Today: ‘Vaccination is a Global Game’, on the Debunking Economics podcast with Professor Steve Keen. I’m Phil Dobbie, welcome along!

So [there’s been] a rapid roll out of the vaccine in the UK, the largest vaccine programme in history for the UK.  Two million or so people every week (over twenty-one million people so far) have had the jab with the [aim] that all adults will have been given it by the end of July.  Israel [is] well ahead in terms of jabs per head (or jabs per arm, it should really be), but [has] a much smaller population of course.  And Europe [is] falling behind, mainly because they delayed negotiations because they were trying to get a better price.  They’re paying half the price Israel paid for the Pfizer BioNTech vaccine, but is this the time to be quibbling over dollars and cents?

But Steve, there is little point in the West vaccinating itself if we leave ourselves open to reinfections, or the virus evolving in places where people haven’t been vaccinated in other countries, because as the World Health Organisation puts it, nobody wins the race until everyone wins the race.

Steve: No, not by a long shot. A lot of ideology, and a lot of colonial politics lies behind the way we treat the third world, and the virus couldn’t give a rat’s arse about our political and colonial systems. It just wants to breed somewhere and evolve. We talk about the virus as if it’s a living entity.  In fact, it’s an “undead” – it has to be inside a human body (or a body) to reproduce. But of course, because it can reproduce inside a human body, and it reproduces inside any being with a cell structure, then the pressure we put it under by our own attempts to suppress it can lead to it evolving in directions that we’re not ready for.

People often think in terms of Ebola: “… Ebola didn’t get [out of?] Africa so why should we worry about Covid? If Covid infects Africa, that’s Africa’s problem.”  But the thing is, if this stuff can continue being transmitted, and changing while it’s so transmissible in another region, then it can come back in a different and more dangerous form.

Phil: Well if it comes back and it’s as dangerous as Ebola is, with the infection rate it’s got, then we are all done for aren’t we, basically. The cockroaches will rule the Earth.

Steve: That’s Hell.

Phil: Absolutely. Let’s hope we don’t get to that!  The problem (I guess) in the Third World, in the developing nations, is that whereas we in the West [have] all got these bullshit jobs that allow us to work from home, and look at our computer screens, and talk to each other about moving money around and all that sort of stuff, there, in developing nations, they don’t do that. They’re actually at work in the factory or in the fields or in the streets, and they are in contact with each other, and they don’t often have the option to sit at home and self-isolate because they need money to survive.

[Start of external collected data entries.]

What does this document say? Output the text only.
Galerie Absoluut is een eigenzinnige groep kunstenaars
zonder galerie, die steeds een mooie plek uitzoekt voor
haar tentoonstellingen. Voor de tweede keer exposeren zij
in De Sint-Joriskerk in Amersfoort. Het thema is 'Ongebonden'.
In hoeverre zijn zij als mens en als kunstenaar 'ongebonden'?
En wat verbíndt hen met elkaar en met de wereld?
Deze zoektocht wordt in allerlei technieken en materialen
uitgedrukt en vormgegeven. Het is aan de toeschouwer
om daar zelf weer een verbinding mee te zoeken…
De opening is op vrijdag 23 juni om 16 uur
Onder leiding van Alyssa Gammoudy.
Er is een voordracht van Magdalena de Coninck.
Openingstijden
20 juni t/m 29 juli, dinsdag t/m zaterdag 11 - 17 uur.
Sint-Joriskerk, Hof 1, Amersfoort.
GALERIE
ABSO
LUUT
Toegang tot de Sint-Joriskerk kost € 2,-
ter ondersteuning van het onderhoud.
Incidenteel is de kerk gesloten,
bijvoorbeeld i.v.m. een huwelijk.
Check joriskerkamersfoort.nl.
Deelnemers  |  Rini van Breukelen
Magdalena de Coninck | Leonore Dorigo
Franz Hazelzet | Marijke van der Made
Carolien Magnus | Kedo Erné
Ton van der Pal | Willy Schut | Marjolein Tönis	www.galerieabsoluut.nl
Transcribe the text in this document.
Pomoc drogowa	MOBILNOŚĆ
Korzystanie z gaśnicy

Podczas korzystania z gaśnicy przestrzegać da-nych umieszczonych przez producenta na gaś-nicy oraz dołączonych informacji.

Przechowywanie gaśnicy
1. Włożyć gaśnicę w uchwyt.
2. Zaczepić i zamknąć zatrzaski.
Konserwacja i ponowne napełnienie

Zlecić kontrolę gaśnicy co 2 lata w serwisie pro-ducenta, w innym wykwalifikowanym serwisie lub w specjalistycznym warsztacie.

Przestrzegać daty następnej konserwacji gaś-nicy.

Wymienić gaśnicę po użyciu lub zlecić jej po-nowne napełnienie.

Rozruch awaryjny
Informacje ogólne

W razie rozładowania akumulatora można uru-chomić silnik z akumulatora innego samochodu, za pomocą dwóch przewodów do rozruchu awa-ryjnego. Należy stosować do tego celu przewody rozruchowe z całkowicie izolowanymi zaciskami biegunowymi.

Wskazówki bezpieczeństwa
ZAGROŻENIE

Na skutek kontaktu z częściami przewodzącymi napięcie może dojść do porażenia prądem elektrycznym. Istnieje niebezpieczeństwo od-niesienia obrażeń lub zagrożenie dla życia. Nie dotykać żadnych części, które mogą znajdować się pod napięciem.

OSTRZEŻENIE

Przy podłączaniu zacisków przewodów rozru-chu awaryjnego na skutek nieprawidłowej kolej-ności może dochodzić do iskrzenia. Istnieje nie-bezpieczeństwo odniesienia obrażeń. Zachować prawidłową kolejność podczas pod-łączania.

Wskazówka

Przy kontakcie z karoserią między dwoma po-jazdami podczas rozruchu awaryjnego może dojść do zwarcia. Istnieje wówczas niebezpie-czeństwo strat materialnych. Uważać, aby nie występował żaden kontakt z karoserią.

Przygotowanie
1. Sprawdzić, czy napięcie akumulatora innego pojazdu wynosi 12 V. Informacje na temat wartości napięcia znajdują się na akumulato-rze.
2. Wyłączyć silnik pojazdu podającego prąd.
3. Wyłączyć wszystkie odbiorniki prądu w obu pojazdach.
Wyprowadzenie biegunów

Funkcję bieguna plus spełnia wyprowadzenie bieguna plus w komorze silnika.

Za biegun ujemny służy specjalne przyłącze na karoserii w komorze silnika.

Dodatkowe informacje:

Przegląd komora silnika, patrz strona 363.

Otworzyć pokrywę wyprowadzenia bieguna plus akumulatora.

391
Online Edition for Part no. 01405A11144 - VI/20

Steve: Mind you, let’s not forget at the moment [that] the Third World’s doing a damn sight better than the First in terms of managing [thus] far.  I’m just looking at the Indian data right now, and India’s trajectory from April to August was looking absolutely appalling.  Going right back to … the end of March [it was running at] 146 cases. That was substantially less than the UK and Netherlands at the time, with far smaller populations.  It was heading towards 100K and I was thinking it’s going to be up to a million at some point.  It peaked in September at about 96,000 cases.  India has now driven its cases per day down to about 10,000 to 15,000.

Phil: Are they testing as many though?

Steve: Yeah. Because this is such a virulent virus, if you’re not testing as many and it’s still spreading, it will ultimately overwhelm your numbers anyway. In terms of the number of deaths, for example, like in terms of India’s deaths per day, they peaked at 1300 people in September, and they’re now down to 100 a day. Let’s compare it to the UK right now. The UK is running at 800 a day.1

Phil: And that’s good. We’re celebrating that.

Steve: So the Third World’s doing far better.

Phil: So why is that then?  Because [in] the scenario I was describing [you’d imagine it would be] very difficult for the for the Third World to put in place the sorts of measures that we’ve seen in countries like the UK, which [seems to have] been in lockdown almost every week for the last year (apart from [the] brief summer last year).  So how can they be doing it so much better? What’s different?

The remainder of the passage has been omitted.